Super Metroid was the epithome of the mechanical masterpiece, although not in an individual sense. The way they (in a broad sense, including the level design) harmonize with each other and work on delivering on the core aesthetics of the game created one of the best experiences in gaming I’ve ever had. The experience is complete and fully rewarding after a couple playthroughs though.
You know kiddo, I got to Borderlands 2 having a “mature” perspective about videogames already but it’s one of my favourite games by far, for the simple reason I find it extremely fun. 500 hours in and I keep coming back from time to time.
That said, it would probably had fullfilled the role of Bioshock of convincing myself of videogames being art having all parts covered, from art direction to voice acting and history (wich shocked me punt intended) with a joke about kantian aesthetics made with blood as a graffitti with his beautiful monologue of Hamlet in the tongue of a psycopath. I remember being in cover, listening and saying to myself “No, it can’t be… holy shit, it is, it’s Shakespeare!”.
True that the history of BL2 is nothing crazy but the care and love for each character and sentence make up for it.
I have thought for ages about a good answer to this (and am possibly over-analysing) and I think I’ve pinned down a single game. Initially I thought that I’d go with my first tentative experiences of gaming on the ZX Spectrum…Space Invaders, Treasure Island Dizzy, Daley Thompson’s Supertest or Spellbound. However, then I thought that although transformative, and what made me a gamer to this day, perhaps they weren’t world shattering…perhaps the Dizzy or Magic Knight games are well constructed puzzle platformers, but I’m not sure they’re truly capable of having much of an impact.

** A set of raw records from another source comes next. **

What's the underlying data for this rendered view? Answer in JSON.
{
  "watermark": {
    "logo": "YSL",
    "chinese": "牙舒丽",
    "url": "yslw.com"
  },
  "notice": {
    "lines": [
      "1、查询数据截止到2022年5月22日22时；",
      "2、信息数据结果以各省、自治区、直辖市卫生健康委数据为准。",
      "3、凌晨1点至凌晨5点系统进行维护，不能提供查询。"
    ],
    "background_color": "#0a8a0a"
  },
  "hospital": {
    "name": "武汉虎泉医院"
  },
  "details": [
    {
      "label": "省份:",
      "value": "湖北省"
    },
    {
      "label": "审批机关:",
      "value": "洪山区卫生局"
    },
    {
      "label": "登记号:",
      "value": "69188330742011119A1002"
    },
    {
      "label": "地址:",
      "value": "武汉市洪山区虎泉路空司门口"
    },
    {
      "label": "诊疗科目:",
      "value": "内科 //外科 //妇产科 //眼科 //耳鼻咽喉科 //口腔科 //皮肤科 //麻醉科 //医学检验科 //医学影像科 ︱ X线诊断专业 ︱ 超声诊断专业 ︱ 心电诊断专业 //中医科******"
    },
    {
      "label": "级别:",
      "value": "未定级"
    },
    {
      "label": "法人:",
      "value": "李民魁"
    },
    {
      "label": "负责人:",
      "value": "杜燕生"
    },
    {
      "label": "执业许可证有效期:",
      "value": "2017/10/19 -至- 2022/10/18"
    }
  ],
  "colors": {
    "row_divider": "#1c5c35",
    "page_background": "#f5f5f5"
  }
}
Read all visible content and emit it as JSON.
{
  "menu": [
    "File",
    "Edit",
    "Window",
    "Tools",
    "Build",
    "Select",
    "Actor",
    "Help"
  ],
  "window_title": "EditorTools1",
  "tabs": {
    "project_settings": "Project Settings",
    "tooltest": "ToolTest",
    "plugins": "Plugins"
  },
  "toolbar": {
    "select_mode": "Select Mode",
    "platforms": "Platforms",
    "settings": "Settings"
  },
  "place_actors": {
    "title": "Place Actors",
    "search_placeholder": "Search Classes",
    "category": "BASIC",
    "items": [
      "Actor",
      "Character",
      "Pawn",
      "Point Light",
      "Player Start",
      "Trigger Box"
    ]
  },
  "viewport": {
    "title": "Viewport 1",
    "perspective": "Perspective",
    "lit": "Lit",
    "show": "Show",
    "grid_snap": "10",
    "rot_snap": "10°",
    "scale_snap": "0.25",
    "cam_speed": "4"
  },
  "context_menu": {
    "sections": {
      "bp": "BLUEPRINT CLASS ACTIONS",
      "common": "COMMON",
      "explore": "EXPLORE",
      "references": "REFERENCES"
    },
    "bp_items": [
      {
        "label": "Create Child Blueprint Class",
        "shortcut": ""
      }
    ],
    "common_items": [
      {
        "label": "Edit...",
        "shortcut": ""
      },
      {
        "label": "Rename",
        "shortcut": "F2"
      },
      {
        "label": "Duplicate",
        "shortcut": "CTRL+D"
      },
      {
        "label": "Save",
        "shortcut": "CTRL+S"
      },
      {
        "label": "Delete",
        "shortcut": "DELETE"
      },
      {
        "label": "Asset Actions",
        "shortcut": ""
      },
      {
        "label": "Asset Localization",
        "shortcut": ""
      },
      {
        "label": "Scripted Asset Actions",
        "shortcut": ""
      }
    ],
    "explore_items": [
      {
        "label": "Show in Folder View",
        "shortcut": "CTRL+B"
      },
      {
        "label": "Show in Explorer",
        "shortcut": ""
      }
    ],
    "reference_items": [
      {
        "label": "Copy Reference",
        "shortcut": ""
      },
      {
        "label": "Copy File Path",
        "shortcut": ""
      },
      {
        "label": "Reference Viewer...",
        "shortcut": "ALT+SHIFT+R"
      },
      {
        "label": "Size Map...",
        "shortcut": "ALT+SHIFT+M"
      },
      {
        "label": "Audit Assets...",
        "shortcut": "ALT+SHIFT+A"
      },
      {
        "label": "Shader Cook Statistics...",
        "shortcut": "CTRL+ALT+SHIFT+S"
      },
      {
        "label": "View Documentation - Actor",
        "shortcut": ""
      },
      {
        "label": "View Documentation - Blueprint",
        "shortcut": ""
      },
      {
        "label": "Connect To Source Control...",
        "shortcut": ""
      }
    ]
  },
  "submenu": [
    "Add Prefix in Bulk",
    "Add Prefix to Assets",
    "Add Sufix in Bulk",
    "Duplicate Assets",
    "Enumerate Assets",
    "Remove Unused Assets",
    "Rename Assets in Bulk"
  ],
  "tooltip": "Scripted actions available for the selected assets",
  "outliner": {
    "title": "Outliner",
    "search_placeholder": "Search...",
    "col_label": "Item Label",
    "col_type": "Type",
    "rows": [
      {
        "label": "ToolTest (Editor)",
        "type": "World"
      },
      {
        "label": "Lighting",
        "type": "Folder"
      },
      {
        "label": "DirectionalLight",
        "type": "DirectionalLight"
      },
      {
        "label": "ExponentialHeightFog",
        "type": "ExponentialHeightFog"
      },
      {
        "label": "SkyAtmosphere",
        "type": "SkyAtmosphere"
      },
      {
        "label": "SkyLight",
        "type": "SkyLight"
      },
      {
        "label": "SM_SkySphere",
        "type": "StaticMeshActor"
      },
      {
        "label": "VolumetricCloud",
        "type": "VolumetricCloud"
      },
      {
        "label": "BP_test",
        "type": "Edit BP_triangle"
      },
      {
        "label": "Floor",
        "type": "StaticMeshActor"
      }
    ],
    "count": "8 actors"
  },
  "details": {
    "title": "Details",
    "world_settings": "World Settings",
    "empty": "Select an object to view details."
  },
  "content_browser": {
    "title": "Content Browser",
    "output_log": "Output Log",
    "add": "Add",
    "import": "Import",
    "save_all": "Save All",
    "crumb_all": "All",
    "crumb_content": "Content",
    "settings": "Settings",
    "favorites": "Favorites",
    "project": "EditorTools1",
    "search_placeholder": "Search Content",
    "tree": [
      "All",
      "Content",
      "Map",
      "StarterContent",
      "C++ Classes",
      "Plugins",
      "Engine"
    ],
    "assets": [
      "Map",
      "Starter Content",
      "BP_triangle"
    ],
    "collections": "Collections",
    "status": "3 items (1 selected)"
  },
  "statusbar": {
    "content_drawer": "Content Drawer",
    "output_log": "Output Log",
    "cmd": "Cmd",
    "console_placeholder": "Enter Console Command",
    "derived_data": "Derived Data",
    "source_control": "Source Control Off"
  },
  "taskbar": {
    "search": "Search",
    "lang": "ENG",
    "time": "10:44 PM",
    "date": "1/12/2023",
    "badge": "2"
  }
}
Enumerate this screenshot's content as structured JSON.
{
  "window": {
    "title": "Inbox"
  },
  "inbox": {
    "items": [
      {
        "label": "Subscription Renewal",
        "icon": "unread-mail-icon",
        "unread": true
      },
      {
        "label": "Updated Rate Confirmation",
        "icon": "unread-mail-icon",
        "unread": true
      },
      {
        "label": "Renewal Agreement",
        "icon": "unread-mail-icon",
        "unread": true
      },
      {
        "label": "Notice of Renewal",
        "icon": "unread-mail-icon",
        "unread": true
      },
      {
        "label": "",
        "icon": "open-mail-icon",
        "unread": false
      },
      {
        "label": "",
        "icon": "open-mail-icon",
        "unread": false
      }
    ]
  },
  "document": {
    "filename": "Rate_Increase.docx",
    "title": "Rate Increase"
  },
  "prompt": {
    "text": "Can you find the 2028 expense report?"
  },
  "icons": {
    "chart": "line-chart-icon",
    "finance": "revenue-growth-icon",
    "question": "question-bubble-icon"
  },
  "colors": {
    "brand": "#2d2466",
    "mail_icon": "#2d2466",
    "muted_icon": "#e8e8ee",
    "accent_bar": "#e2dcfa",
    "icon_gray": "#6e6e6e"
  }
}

So then I thought maybe my time on the Amiga would be a good choice? Certainly I have incredibly fond memories of the Lucasarts games, and The Secret of Monkey Island will remain one of my favourite games of all time and I’m certain has made my life better. Plus there’s the likes of Supercars 2,Kick Off 2, Captive…but on reflection by this point in my mind I think I’d already been snagged by gaming. So what got me hooked? Which games or system truly made me a gamer? I think that honour goes to the Sega Master System.
Growing up in the UK we never saw much of Nintendo. In fact I think Nintendo didn’t know or care about the UK market at that point. We had our own ecology of home computer games and the big N were making huge inroads into the US. However, scrappy underdogs Sega wanted sales and thus I acquired a Master System. I have so many fond memories of my time with the thing, from Ys The Vanished Omens and Golvellius, to Shinobi and Power Strike, but the game that truly had an impact upon me was Wonder Boy III The Dragon’s Trap. I know it’s been re-mastered and re-released, but I’m unsure as to whether the structure of a game that’s almost 30 years old will retain the magic that it had way back when, but tiny me was captivated by the game with its smoking pigs and password save system. The music is still firmly implanted in my head (see below video) and I feel that it stretched what I expected a game to do and gave me an experience that still sticks with me to this day.